Bowling

April 25, 2004

Flushed with inspiration, I paused in the middle of our second game, my ball suspended in the air, to reveal that bowling is the most dramatic game ever invented.

“It’s just like a Greek tragedy,” I told Simon and Heather who were smiling at me from the bench. “The curtain goes down after each of the three acts as characters on stage are killed by fate — the endless variations that lie in the flick of the wrist.”

They didn’t seem convinced, so I illustrated the idea with great flourish by flicking my third ball down the lane, killing another actor before the curtain fell. The audience in my head clapped ecstatically when the drama ended and the pins were cleared off for the next performance.

More insights followed. For instance, I realized that you need a mantra to play well.

“Empty your mind of everything except a single, painfully important thing,” I said. “And boil that idea down to a single word that can be groaned as you hurl the ball.”

Words starting with M like “metadramatic” and “mayhem” worked well for me, as did the word “pussy” — I groaned it rather loudly before getting a strike. But the words “Katie West” worked the best — they made my aim deadly, beautiful. Katie fed me bones the last time we came bowling (I was wearing my collar), and that’s why her name worked like an incantation. I used her magic to win the game.

After we exhausted the magic, the three of us went for coffee. Heather is flying over an ocean this Wednesday so we wanted to say goodbye. But instead we discussed how to interface with machines by fucking (forget typing) — that’s my newest ambition. We need machines that orgasm convincingly while caressing the user with their digits. They accused me of filling everything with sexual agony.

Why does everyone resist my most penetrating ideas?
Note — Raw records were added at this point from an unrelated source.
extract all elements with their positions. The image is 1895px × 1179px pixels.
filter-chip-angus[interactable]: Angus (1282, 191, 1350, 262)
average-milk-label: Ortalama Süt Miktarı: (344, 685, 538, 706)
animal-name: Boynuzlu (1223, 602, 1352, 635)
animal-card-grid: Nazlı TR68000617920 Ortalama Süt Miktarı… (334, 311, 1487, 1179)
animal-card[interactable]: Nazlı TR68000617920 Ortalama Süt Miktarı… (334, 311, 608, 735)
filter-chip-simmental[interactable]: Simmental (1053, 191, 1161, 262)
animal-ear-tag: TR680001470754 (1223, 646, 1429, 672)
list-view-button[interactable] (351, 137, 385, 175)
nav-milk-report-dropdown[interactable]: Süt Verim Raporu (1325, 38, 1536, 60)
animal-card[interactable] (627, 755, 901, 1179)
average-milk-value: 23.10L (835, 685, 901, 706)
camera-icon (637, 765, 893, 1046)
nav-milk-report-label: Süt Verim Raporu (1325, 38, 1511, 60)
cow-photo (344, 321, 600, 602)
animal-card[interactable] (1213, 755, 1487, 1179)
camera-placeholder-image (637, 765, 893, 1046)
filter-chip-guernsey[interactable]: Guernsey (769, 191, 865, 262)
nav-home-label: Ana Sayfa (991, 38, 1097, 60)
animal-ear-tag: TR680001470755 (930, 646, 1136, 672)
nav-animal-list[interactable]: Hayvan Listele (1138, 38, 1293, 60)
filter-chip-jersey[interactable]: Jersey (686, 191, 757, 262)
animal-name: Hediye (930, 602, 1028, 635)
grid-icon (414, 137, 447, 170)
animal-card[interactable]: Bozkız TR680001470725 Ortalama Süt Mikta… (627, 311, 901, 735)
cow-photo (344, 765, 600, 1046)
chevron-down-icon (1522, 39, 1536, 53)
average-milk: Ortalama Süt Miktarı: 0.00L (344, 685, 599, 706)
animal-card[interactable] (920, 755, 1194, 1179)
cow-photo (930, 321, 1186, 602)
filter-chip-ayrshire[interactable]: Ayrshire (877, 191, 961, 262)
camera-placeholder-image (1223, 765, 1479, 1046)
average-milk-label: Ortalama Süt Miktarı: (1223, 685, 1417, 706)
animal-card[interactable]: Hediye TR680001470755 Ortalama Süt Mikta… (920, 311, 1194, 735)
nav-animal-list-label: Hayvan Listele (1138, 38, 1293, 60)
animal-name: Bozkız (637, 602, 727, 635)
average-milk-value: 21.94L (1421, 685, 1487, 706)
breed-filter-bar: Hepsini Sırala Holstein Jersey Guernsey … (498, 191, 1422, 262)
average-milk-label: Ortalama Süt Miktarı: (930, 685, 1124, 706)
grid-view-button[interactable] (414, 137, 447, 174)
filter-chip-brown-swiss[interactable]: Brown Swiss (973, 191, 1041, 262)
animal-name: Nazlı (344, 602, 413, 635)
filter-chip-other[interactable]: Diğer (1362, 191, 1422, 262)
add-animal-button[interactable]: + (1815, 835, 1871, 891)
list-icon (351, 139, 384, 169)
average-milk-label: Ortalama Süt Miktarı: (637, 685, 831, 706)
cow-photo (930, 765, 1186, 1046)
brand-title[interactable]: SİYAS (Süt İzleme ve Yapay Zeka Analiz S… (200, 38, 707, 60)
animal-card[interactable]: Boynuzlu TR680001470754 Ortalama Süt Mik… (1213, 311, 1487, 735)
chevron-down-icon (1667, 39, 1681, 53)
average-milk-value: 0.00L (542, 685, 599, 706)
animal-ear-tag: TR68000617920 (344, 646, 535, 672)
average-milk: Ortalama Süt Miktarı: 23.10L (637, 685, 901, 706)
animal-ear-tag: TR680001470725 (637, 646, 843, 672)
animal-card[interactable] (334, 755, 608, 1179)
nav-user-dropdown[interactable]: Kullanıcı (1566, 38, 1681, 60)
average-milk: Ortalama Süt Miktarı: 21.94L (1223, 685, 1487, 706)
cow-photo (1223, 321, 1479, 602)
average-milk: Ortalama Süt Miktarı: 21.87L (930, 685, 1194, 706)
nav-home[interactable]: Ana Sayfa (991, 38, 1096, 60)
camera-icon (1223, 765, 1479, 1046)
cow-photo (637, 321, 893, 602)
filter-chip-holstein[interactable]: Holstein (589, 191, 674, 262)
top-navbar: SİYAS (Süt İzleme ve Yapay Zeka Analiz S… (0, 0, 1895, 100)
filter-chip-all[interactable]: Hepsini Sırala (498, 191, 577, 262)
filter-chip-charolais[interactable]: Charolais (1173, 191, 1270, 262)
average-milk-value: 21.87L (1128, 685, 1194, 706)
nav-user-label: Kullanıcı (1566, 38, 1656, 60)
Posted by Tudor at 10:30 PM in Friends & Lovers | TrackBack

Comments

There was a device called “FUCK-YOU/FUCK-ME” a little while ago that seemed to attempt to fit your bill.

Posted by: Trevor on April 26, 2004 at 07:25 AM

I was thinking, specifically, of the typewriters in Naked Lunch and the way they release two kinds of intoxicating liquids if they like what you write. I want fucking to be the primary way of conveying information to the machine.

The focus is not so much on the fucking as it is on inputing data.

Posted by: Tudor on April 26, 2004 at 09:17 AM

Your site has 37 errors, mine has 40. I beat you!

http://validator.w3.org/check?uri=http%3A%2F%2Fblog.stonyrubbish.com%2F

Posted by: Corwin on April 26, 2004 at 08:26 PM

Hahaha — good for you! Yes, my blog does not validate, though my vanity site certainly does :). Once I get around to redesigning the blog this summer I’ll make sure it validates, just to make you happy.

Posted by: Tudor on April 26, 2004 at 09:32 PM

the wlu.ca page takes the cake though. sloppy bastards.